By Navodita Goel, 13, Delhi
Born in Bareilly, UP, and raised in Delhi, I have always had parents around to protect and guide me while growing up in India. Though I have travelled to many destinations abroad, it was on my visit to USA in 2016 that I first realised how differently children are treated there compared with our own country.
Whether in a shop or restaurant, working adults in India have an unconscious tendency to ignore children, and often service an adult in a queue behind us before they address us. They assume that, as kids, we will not complain, but if an adult is not given his or her service on time, they will put up a bad review or create an issue out of it.
They probably see children as a nuisance and not as the future of our country. Small shop vendors may try to trick children by giving them less money back in change, or a wrong bill.

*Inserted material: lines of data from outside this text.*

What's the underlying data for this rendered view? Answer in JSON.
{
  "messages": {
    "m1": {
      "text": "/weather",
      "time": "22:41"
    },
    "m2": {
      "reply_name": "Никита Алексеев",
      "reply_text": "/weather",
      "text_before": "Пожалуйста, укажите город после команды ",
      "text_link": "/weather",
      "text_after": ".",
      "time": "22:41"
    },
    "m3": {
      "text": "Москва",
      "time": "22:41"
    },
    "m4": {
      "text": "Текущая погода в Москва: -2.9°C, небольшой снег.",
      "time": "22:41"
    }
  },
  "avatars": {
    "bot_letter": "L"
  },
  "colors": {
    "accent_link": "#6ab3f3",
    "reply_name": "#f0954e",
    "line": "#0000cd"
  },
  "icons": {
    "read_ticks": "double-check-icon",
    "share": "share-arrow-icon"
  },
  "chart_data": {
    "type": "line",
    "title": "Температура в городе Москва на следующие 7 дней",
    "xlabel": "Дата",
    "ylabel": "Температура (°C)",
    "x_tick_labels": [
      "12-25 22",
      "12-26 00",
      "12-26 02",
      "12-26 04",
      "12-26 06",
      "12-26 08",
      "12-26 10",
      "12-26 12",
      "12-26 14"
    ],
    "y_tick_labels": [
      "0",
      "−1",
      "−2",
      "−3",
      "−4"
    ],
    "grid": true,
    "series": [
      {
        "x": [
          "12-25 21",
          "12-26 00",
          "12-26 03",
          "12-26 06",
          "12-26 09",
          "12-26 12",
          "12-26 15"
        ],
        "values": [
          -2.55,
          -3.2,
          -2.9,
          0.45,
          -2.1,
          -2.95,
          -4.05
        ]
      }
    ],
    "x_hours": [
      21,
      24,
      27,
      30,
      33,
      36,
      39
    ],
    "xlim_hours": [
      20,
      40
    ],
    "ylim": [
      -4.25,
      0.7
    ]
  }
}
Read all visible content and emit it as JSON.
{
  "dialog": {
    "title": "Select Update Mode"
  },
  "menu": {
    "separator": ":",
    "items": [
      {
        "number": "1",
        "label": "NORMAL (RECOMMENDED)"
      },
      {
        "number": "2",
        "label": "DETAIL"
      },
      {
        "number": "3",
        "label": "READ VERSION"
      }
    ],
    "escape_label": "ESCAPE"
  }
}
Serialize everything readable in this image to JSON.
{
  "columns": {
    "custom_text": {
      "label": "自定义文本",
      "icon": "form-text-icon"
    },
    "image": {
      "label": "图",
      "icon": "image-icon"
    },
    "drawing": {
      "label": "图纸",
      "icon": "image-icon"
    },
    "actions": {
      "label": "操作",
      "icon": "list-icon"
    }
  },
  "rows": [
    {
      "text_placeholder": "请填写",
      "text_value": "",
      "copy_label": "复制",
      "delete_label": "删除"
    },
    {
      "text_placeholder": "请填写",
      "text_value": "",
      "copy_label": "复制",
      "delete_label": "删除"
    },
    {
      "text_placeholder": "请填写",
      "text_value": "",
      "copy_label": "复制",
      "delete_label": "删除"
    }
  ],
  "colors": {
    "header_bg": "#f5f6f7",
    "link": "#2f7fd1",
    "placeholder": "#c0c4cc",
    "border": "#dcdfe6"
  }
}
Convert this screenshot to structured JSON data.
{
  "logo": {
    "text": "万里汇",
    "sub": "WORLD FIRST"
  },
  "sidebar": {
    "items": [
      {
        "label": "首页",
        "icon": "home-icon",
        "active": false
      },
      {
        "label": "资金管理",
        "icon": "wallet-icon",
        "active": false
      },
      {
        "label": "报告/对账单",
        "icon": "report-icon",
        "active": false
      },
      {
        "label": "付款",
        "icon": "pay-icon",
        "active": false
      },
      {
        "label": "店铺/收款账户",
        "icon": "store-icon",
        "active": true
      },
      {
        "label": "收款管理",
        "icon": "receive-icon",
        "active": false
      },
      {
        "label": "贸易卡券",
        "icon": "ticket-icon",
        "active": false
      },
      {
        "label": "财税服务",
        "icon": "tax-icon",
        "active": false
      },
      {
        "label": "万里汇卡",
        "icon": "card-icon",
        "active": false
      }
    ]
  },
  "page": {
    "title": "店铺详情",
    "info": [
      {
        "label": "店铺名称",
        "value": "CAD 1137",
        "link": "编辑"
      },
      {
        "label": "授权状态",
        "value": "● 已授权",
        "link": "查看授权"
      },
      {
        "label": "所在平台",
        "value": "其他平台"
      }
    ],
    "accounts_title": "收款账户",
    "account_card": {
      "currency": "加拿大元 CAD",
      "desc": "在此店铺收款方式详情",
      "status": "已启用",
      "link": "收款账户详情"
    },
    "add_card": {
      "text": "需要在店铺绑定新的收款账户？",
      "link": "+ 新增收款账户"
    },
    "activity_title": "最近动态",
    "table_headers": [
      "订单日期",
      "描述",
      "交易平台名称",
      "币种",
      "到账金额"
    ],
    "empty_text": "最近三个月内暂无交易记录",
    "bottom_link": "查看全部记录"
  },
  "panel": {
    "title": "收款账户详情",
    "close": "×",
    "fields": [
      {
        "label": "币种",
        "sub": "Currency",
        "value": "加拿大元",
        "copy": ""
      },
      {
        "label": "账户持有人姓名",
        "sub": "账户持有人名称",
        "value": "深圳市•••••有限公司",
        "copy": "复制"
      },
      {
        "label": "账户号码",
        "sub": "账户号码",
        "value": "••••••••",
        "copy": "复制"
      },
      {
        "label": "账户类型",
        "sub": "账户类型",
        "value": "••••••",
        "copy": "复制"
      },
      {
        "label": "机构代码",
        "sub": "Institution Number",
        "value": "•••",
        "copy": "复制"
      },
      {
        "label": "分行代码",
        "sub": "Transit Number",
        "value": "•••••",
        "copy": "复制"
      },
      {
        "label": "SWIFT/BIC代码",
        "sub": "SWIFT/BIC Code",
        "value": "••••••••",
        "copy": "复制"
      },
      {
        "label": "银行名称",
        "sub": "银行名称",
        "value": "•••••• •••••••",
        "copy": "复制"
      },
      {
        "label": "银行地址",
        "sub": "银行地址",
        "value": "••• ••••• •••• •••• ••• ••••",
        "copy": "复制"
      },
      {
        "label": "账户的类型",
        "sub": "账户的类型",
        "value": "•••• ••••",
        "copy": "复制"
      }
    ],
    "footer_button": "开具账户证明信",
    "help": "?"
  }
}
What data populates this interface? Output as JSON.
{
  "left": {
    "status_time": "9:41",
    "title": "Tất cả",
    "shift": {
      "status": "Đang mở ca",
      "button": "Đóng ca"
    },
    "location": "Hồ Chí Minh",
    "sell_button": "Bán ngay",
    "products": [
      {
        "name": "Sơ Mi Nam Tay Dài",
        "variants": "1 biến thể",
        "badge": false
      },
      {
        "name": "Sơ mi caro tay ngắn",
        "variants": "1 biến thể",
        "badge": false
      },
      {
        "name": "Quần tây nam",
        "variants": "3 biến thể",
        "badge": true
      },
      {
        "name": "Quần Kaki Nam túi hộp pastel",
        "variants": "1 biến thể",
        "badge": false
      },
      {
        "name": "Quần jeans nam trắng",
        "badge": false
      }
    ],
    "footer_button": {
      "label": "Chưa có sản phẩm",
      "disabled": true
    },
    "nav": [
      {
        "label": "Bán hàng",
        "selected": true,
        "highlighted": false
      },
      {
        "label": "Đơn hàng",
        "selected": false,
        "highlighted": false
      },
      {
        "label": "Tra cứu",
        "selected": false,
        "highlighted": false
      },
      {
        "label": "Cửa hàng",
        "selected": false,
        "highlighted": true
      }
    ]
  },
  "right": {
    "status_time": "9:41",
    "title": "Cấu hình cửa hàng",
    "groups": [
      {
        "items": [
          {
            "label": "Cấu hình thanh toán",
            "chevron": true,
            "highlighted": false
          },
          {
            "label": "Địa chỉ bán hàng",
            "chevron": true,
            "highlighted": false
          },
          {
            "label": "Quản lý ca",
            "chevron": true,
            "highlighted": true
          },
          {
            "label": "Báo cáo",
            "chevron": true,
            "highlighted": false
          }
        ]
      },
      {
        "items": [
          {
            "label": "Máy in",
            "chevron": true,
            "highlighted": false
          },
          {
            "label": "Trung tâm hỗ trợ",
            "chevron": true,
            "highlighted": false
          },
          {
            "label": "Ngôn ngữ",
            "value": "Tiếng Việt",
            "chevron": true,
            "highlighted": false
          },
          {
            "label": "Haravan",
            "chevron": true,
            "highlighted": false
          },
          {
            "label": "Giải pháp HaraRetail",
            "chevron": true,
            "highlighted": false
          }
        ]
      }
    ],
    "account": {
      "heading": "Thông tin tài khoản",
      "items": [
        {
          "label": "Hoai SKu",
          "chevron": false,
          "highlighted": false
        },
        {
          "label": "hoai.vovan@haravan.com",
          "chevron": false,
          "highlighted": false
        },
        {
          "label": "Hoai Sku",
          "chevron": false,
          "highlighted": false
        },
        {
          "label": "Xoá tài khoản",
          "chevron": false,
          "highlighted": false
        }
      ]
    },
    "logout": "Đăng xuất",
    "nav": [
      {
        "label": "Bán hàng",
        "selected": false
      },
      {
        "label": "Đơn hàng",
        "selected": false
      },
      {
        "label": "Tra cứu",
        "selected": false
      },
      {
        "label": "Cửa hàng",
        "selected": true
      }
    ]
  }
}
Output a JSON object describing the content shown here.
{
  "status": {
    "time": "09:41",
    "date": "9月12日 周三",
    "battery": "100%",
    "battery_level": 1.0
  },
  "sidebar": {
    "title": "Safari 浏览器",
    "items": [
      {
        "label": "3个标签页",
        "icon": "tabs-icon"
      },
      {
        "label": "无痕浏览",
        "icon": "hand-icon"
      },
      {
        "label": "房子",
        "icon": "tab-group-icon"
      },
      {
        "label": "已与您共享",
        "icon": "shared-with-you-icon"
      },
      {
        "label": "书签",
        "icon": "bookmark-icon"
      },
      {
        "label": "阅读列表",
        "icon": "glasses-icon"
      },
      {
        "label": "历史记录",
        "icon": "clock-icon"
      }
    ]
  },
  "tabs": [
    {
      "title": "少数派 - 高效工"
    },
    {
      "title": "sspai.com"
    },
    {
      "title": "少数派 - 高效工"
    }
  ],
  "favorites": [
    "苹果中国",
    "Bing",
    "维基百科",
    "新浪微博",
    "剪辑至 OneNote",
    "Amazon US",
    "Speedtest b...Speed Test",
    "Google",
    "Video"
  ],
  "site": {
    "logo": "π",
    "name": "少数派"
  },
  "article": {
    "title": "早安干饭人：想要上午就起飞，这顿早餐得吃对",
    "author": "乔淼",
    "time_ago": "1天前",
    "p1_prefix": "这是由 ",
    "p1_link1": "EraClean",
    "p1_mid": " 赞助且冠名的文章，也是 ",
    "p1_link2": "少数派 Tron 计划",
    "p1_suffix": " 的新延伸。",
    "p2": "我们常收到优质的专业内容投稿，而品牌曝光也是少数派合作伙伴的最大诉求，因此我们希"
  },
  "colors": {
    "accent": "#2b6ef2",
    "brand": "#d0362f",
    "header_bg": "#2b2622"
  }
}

It seemed to me that in the USA, on the other hand, children were treated as equals and given importance by all. This included teachers, security guards, shop vendors and attendants of large fast-food chains. I was pleasantly surprised to be addressed with respect by every adult there.
Children in India need to be given their due – after all, we are the ones who will lead the nation tomorrow. Our Constitution teaches us not to discriminate on the basis of gender, religion, race or caste, but what about age?
Adults think it is no big deal but discrimination against children is only harming India’s future. I strongly feel this issue must be addressed in India.